O blog está longe de ser um espaço edulcorado, com uma visão panglossiana de mundo. Em seus últimos posts, por exemplo, Paula dedica-se a falar da II Marcha contra a Corrupção, ocorrida no último dia 12 de outubro. Ou seja, o espaço criado pela jornalista, que trocou o Rio por Brasília, reconhece as mazelas do cenário político brasileiro, mas esforça-se para mudá-lo.

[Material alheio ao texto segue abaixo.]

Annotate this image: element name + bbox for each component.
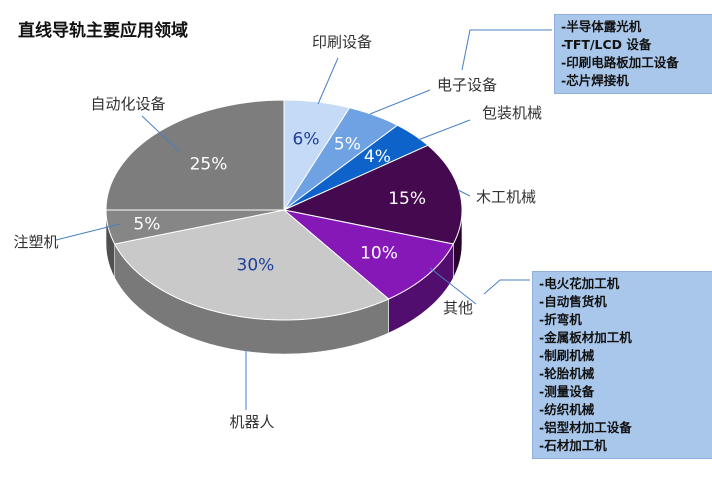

Em linhas gerais, trata-se de uma iniciativa que, em vez de enfocar os desvios éticos, os procedimentos legislativos complexos e siglas por vezes enigmáticas, prefere compartilhar com a opinião pública as iniciativas benéficas dos nossos representantes. Há pouco mais de um mês morando em Brasília, Paula teve a ideia quando ainda morava no Rio, antes da mudança para a capital federal. Jornalista, ela lembrou que, antes de criar o blog, produzia perfis sobre políticos – trabalho que a colocou a par dos projetos elaborados pelas excelências.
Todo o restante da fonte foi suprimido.